由 caicai8478 I. Regulations and registration requirements
Japanese pharmaceutical regulatory system
PMDA (Pharmaceuticals and Medical Devices Agency): Japan’s comprehensive pharmaceutical and medical device management agency
MHLW (Ministry of Health, Labour and Welfare): Ministry of Health, Labour and Welfare, responsible for final approval
Registration requirements
Application for marketing authorization (NDA): must be submitted through a local Japanese agent
GMP certification: Chinese manufacturers must pass Japan’s GMP inspection
Clinical trial data: usually needs to be conducted in Japan or supplemented with Asian population data
Document requirements: All documents must be provided in Japanese
II. Main precautions
- Classification management
Prescription drugs: strictly controlled, requiring full registration
OTC drugs: relatively simplified but still requiring registration
Traditional Chinese medicine: managed as “Kampo medicine” and requiring special approval - Labels and instructions
Must be in Japanese
Content format must comply with the requirements of Japan’s Pharmaceutical Affairs Law
Specific warnings and instructions for use must be included - Quality control
Comply with Japanese Pharmacopoeia standards (JP)

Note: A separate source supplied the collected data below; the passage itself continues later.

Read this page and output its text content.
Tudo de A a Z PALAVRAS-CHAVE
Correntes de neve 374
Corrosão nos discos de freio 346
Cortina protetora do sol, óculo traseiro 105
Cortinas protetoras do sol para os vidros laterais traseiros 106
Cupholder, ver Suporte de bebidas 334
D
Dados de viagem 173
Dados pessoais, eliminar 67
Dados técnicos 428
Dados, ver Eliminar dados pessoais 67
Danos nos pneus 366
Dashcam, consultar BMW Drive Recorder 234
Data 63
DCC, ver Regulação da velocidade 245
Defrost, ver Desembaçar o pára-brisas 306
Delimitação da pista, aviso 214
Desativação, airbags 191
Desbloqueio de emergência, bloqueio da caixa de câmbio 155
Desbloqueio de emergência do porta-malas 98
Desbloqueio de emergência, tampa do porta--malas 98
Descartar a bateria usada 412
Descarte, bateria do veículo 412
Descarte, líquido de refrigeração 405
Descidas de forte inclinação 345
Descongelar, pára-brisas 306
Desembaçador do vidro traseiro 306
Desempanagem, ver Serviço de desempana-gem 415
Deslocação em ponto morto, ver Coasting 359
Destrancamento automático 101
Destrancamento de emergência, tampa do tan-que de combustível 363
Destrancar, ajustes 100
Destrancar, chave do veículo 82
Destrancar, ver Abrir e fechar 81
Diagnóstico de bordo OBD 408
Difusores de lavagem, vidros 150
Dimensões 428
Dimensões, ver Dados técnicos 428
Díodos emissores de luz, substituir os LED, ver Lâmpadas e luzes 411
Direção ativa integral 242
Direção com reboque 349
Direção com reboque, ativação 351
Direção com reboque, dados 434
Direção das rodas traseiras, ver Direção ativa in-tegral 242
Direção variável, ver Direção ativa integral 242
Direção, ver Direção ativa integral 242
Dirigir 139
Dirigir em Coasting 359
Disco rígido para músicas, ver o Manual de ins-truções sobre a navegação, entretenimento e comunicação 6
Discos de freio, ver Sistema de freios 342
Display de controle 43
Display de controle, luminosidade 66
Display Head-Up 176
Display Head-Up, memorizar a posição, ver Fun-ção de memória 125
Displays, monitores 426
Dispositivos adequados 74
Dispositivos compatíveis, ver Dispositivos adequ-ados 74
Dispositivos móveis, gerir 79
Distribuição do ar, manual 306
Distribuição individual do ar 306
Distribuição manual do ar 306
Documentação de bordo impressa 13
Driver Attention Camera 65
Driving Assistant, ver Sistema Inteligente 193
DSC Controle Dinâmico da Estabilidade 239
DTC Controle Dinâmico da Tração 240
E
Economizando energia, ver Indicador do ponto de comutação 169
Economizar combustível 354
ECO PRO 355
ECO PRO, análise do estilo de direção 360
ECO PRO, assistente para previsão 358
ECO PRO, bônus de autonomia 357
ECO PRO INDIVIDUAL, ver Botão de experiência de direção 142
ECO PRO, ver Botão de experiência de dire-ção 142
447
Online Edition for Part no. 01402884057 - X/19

Stability testing must comply with Japanese climatic conditions
Standards such as microbial limits may be different from those in China
- Intellectual property
Pay attention to the patent linkage system
Patent search is required to avoid infringement
III. Risk assessment
- Regulatory risk
Long approval cycle: usually takes 4-7 years
Strict requirements: high rejection rate, especially for Chinese medicine products
Policy changes: Japanese pharmaceutical regulations are frequently updated
- Market risk
Fierce competition: local pharmaceutical companies dominate
Price pressure: Japan’s medical insurance pricing system is complex
Cultural differences: limited acceptance of Chinese medicine
- Operational risk
Supply chain risk: strict cold chain requirements and high transportation costs
Recall risk: Japan has strict supervision of adverse drug reactions
Language barrier: all communications require professional Japanese support
- Compliance risks
Advertising restrictions: Promotional activities are strictly regulated
Adverse reaction reporting: A rapid reporting mechanism needs to be established
Traceability requirements: A complete product traceability system is required
IV. Response strategies
Cooperate with local partners: Find experienced Japanese distributors or registered agents
Plan ahead: Reserve sufficient time and budget for registration and approval
Differentiation strategy: Highlight the unique advantages of products and avoid direct competition
Quality first: Invest in production facilities that meet JP standards
Professional team: Establish a regulatory and business team familiar with the Japanese market
V. Special tips
Pay special attention to ingredient restrictions (such as endangered species ingredients) when exporting Chinese medicine
Biological products and special preparations have stricter requirements
Consider a small-scale trial through cross-border e-commerce before applying for formal registration
Although the threshold for exporting drugs to the Japanese market is high and the cycle is long, once successfully entered, the returns are relatively considerable. It is recommended that companies conduct a comprehensive feasibility analysis and risk assessment before making decisions.